I swiftly drug the saturated paintbrush across my canvas, maroon colored paste bleeding itself into the canvas's blank skin.
I tried my hardest to ignore, faze out what I was seeing... But I couldn't faze out who I was seeing.
Once again, as before, as always, it was him.
Several men in white coats in a lab had him pinned down in a hospital bed, injecting his veins with a mud-like liquid as he screamed out in what I imagined was brutal pain.
I could hear it, screams, whispers, cruel laughter of the evil doctors.
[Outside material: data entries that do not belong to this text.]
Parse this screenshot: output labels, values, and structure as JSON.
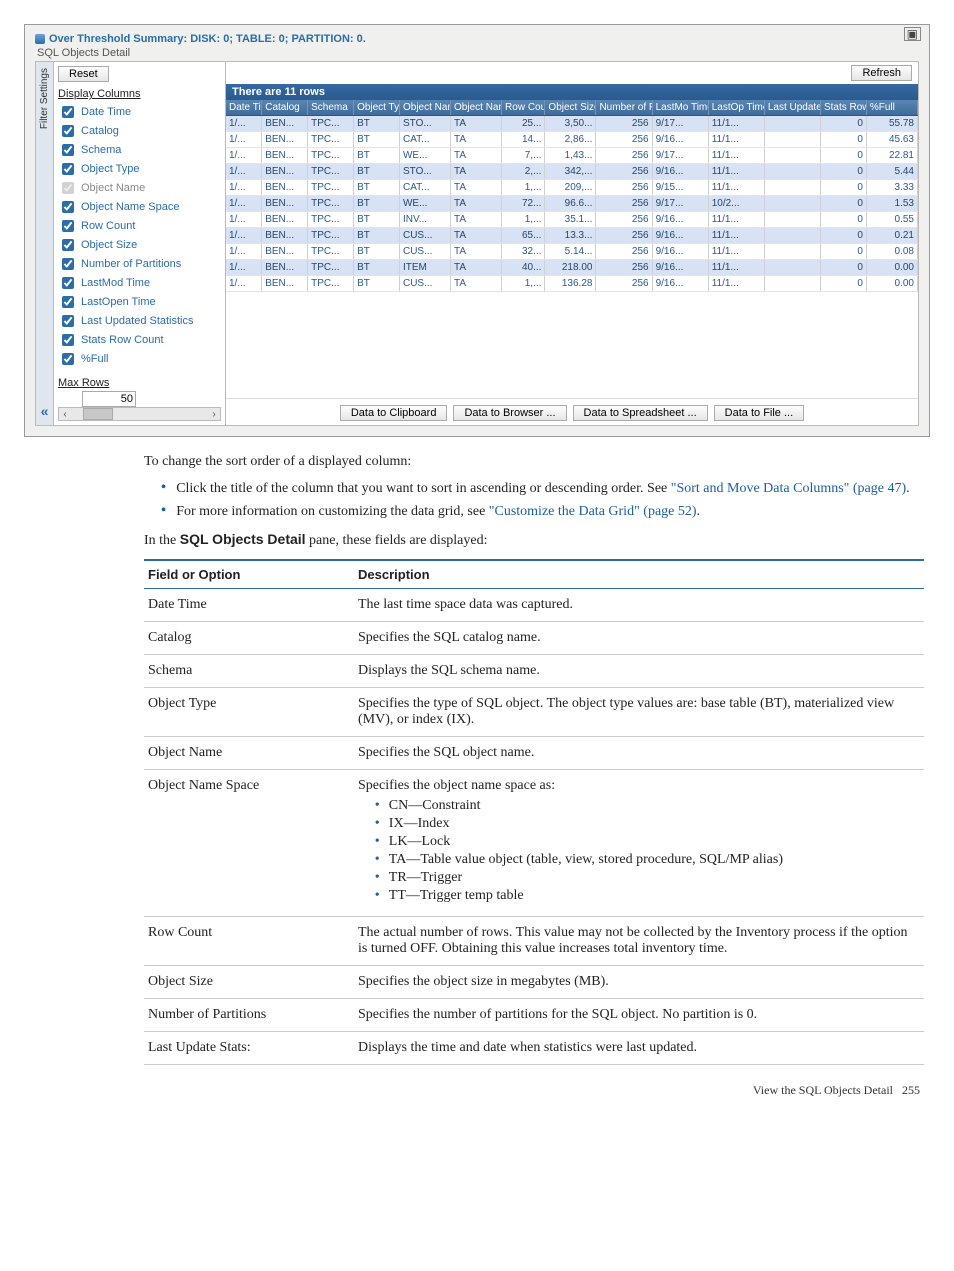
{
  "shot": {
    "window_title": "Over Threshold Summary: DISK: 0; TABLE: 0; PARTITION: 0.",
    "fieldset_label": "SQL Objects Detail",
    "reset_label": "Reset",
    "refresh_label": "Refresh",
    "vtab_label": "Filter Settings",
    "collapse_glyph": "«",
    "maximize_glyph": "▣",
    "display_columns_heading": "Display Columns",
    "max_rows_heading": "Max Rows",
    "max_rows_value": "50",
    "columns_checks": [
      {
        "label": "Date Time",
        "checked": true,
        "disabled": false
      },
      {
        "label": "Catalog",
        "checked": true,
        "disabled": false
      },
      {
        "label": "Schema",
        "checked": true,
        "disabled": false
      },
      {
        "label": "Object Type",
        "checked": true,
        "disabled": false
      },
      {
        "label": "Object Name",
        "checked": true,
        "disabled": true
      },
      {
        "label": "Object Name Space",
        "checked": true,
        "disabled": false
      },
      {
        "label": "Row Count",
        "checked": true,
        "disabled": false
      },
      {
        "label": "Object Size",
        "checked": true,
        "disabled": false
      },
      {
        "label": "Number of Partitions",
        "checked": true,
        "disabled": false
      },
      {
        "label": "LastMod Time",
        "checked": true,
        "disabled": false
      },
      {
        "label": "LastOpen Time",
        "checked": true,
        "disabled": false
      },
      {
        "label": "Last Updated Statistics",
        "checked": true,
        "disabled": false
      },
      {
        "label": "Stats Row Count",
        "checked": true,
        "disabled": false
      },
      {
        "label": "%Full",
        "checked": true,
        "disabled": false
      }
    ],
    "summary_bar": "There are 11 rows",
    "headers": [
      "Date Time",
      "Catalog",
      "Schema",
      "Object Type",
      "Object Name",
      "Object Name Space",
      "Row Count",
      "Object Size",
      "Number of Partition",
      "LastMo Time",
      "LastOp Time",
      "Last Update Statistic",
      "Stats Row Count",
      "%Full"
    ],
    "rows": [
      {
        "hi": true,
        "cells": [
          "1/...",
          "BEN...",
          "TPC...",
          "BT",
          "STO...",
          "TA",
          "25...",
          "3,50...",
          "256",
          "9/17...",
          "11/1...",
          "",
          "0",
          "55.78"
        ]
      },
      {
        "hi": false,
        "cells": [
          "1/...",
          "BEN...",
          "TPC...",
          "BT",
          "CAT...",
          "TA",
          "14...",
          "2,86...",
          "256",
          "9/16...",
          "11/1...",
          "",
          "0",
          "45.63"
        ]
      },
      {
        "hi": false,
        "cells": [
          "1/...",
          "BEN...",
          "TPC...",
          "BT",
          "WE...",
          "TA",
          "7,...",
          "1,43...",
          "256",
          "9/17...",
          "11/1...",
          "",
          "0",
          "22.81"
        ]
      },
      {
        "hi": true,
        "cells": [
          "1/...",
          "BEN...",
          "TPC...",
          "BT",
          "STO...",
          "TA",
          "2,...",
          "342,...",
          "256",
          "9/16...",
          "11/1...",
          "",
          "0",
          "5.44"
        ]
      },
      {
        "hi": false,
        "cells": [
          "1/...",
          "BEN...",
          "TPC...",
          "BT",
          "CAT...",
          "TA",
          "1,...",
          "209,...",
          "256",
          "9/15...",
          "11/1...",
          "",
          "0",
          "3.33"
        ]
      },
      {
        "hi": true,
        "cells": [
          "1/...",
          "BEN...",
          "TPC...",
          "BT",
          "WE...",
          "TA",
          "72...",
          "96.6...",
          "256",
          "9/17...",
          "10/2...",
          "",
          "0",
          "1.53"
        ]
      },
      {
        "hi": false,
        "cells": [
          "1/...",
          "BEN...",
          "TPC...",
          "BT",
          "INV...",
          "TA",
          "1,...",
          "35.1...",
          "256",
          "9/16...",
          "11/1...",
          "",
          "0",
          "0.55"
        ]
      },
      {
        "hi": true,
        "cells": [
          "1/...",
          "BEN...",
          "TPC...",
          "BT",
          "CUS...",
          "TA",
          "65...",
          "13.3...",
          "256",
          "9/16...",
          "11/1...",
          "",
          "0",
          "0.21"
        ]
      },
      {
        "hi": false,
        "cells": [
          "1/...",
          "BEN...",
          "TPC...",
          "BT",
          "CUS...",
          "TA",
          "32...",
          "5.14...",
          "256",
          "9/16...",
          "11/1...",
          "",
          "0",
          "0.08"
        ]
      },
      {
        "hi": true,
        "cells": [
          "1/...",
          "BEN...",
          "TPC...",
          "BT",
          "ITEM",
          "TA",
          "40...",
          "218.00",
          "256",
          "9/16...",
          "11/1...",
          "",
          "0",
          "0.00"
        ]
      },
      {
        "hi": false,
        "cells": [
          "1/...",
          "BEN...",
          "TPC...",
          "BT",
          "CUS...",
          "TA",
          "1,...",
          "136.28",
          "256",
          "9/16...",
          "11/1...",
          "",
          "0",
          "0.00"
        ]
      }
    ],
    "actions": [
      "Data to Clipboard",
      "Data to Browser ...",
      "Data to Spreadsheet ...",
      "Data to File ..."
    ]
  },
  "body": {
    "intro": "To change the sort order of a displayed column:",
    "b1_prefix": "Click the title of the column that you want to sort in ascending or descending order. See ",
    "b1_link": "\"Sort and Move Data Columns\" (page 47)",
    "b1_suffix": ".",
    "b2_prefix": "For more information on customizing the data grid, see ",
    "b2_link": "\"Customize the Data Grid\" (page 52)",
    "b2_suffix": ".",
    "pane_sentence_pre": "In the ",
    "pane_name": "SQL Objects Detail",
    "pane_sentence_post": " pane, these fields are displayed:",
    "th1": "Field or Option",
    "th2": "Description",
    "rows": {
      "r0": {
        "f": "Date Time",
        "d": "The last time space data was captured."
      },
      "r1": {
        "f": "Catalog",
        "d": "Specifies the SQL catalog name."
      },
      "r2": {
        "f": "Schema",
        "d": "Displays the SQL schema name."
      },
      "r3": {
        "f": "Object Type",
        "d": "Specifies the type of SQL object. The object type values are: base table (BT), materialized view (MV), or index (IX)."
      },
      "r4": {
        "f": "Object Name",
        "d": "Specifies the SQL object name."
      },
      "r5": {
        "f": "Object Name Space",
        "d": "Specifies the object name space as:",
        "items": [
          "CN—Constraint",
          "IX—Index",
          "LK—Lock",
          "TA—Table value object (table, view, stored procedure, SQL/MP alias)",
          "TR—Trigger",
          "TT—Trigger temp table"
        ]
      },
      "r6": {
        "f": "Row Count",
        "d": "The actual number of rows. This value may not be collected by the Inventory process if the option is turned OFF. Obtaining this value increases total inventory time."
      },
      "r7": {
        "f": "Object Size",
        "d": "Specifies the object size in megabytes (MB)."
      },
      "r8": {
        "f": "Number of Partitions",
        "d": "Specifies the number of partitions for the SQL object. No partition is 0."
      },
      "r9": {
        "f": "Last Update Stats:",
        "d": "Displays the time and date when statistics were last updated."
      }
    }
  },
  "footer": {
    "text": "View the SQL Objects Detail",
    "page": "255"
  }
}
Seconds went by with me in the same trance, I counted as his screams faded into groans, his groans fading into whispered panting, panting turning into deadened silence...
One... Two... Three...
He was now unconscious, and afterwards, I was slammed back into quiet, safe reality.
As my eyesite unblurred, I glanced up, noticing my dripping wet with paint canvas.
Whilst I was locked into the private trance of mine, I had painted all that I had seen.
Him, his eyes that held such a dark color of blue they appeared black, his lips that forever curved into a frown, his tightly tied hands held in a rough rope, everything about him was exact.
Except that everything was outlined in deep red paint.
“Knock, knock.” My dear Aunt Margaret chimed, knocking on my open bedroom door. She startled me so that I jumped right out of my chair, sending paintbrushes flying everywhere.
“Well, then,” Aunt Maggie said, laying her hand over her heart. “Iris, my dear, I didn't mean to startle you dead!”
I shook my head, cutting my eyes to the ground in embarrassment at the mess I had made. “No, it's not your fault.” I paused, squating down and beginning to clean up the brushes and paint traces. “I was lost in... Thoughts.”
I heard a pitiful sigh as she sat down beside me, assisting me in now scrubbing the floor. “Was it the visions again?” She asked with a concerned tone.
I gazed up at her, hoping she didn't think I was crazy. But unfortunately for me, she already did.
You see, I had been having these "visions" of mine since 1933, and I was born in 1928.
And it was now 1942.
“Yes, I suppose so.” I said in a shame filled whisper.
Aunt Maggie then stopped cleaning and laid both of her somewhat aged hands on my shoulders, her pure-brown eyes bearing as much sympathy as her full heart carried. “My dear girl,” Her words fell to halt when her stare swept my room and was hung on my most recent painting; the young, tortured man in my mind.
Finally, her stare returned to me along with the rest of her words. “You need help.”
I felt my face crease into a frown, and as I did a slow blink, I saw his eyes.
There lied a frownline between them, agony and terror basking inside them.
I could also hear but barely a weak, tired whisper saying, “Please...”
I gasped, flinching and looking back at Maggie.
“You have never been more wise. ” Said I.